Iniciado el Siglo de Las Luces, a lo que es igual, el siglo XVIII, los lacayos que  auxiliaban a los caballistas alanceadores y también a los avezados lidiadores de a pie salidos de los mencionados mataderos, se hicieron cada vez más interesantes en las corridas populares, mientras nobleza y monarquía fueron poco a poco abandonando las caballerescas como antes hemos dicho, transición de la que van aumentando consideradamente las corridas modernas entre los años 1740-1750, tiempo aquel, cuando el matador de origen plebeyo, se erige en principal protagonista del nuevo espectáculo, percibiendo una elevada cantidad de dinero por responsabilizarse en lidiar y matar al toro. 
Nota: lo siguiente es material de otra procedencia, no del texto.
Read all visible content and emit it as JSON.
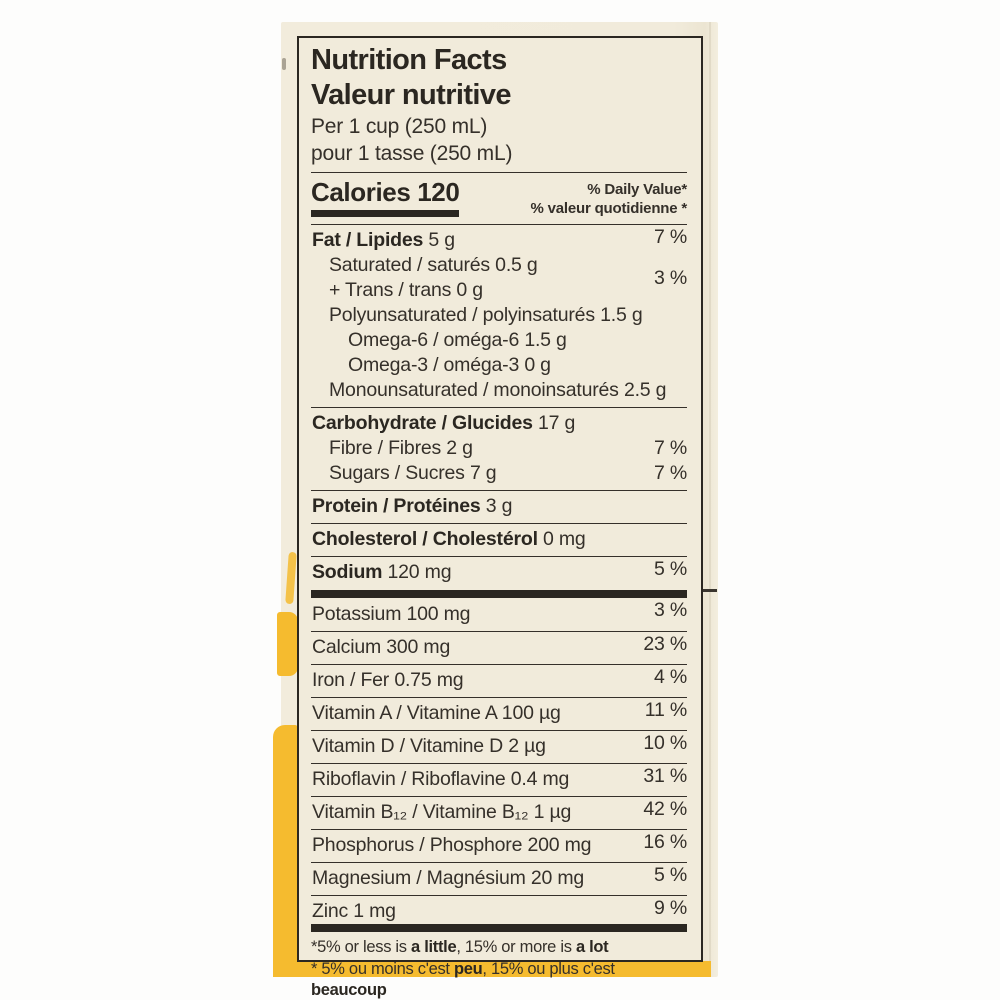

Varilargueros (picadores) y auxiliadores (banderilleros), quedaron adscritos como cuadrilla al servicio del matador, asumiendo este la responsabilidad máxima de aniquilar la fiera, colofón de la solemnidad dramática del rito ceremonioso de la lidia. 

“Metido en el centro de la cara del toro con la muleta en la mano izquierda, más o menos recogida, pero siempre baja y la espada en la otra, cuadrando al animal de frente para meterle a su tiempo el espadazo”, concepto que resumía el famoso “Pepe-Hillo”, por cierto, fue el primer torero que dictó la primera normativa en el año 1796, en la que las reglas hacían referencia de blindarse los lidiadores con engaños por inminente riesgo a una cornada. Pero él tuvo la mala suerte de morir una tarde de 1801 en Madrid, debido a las heridas mortales causadas por el toro “Barbudo”, del ganadero Rodríguez Sanjuán, precisamente en el momento de meterle la espada. Terminó con el toro agresor el rondeño José Romero, compañero de terna.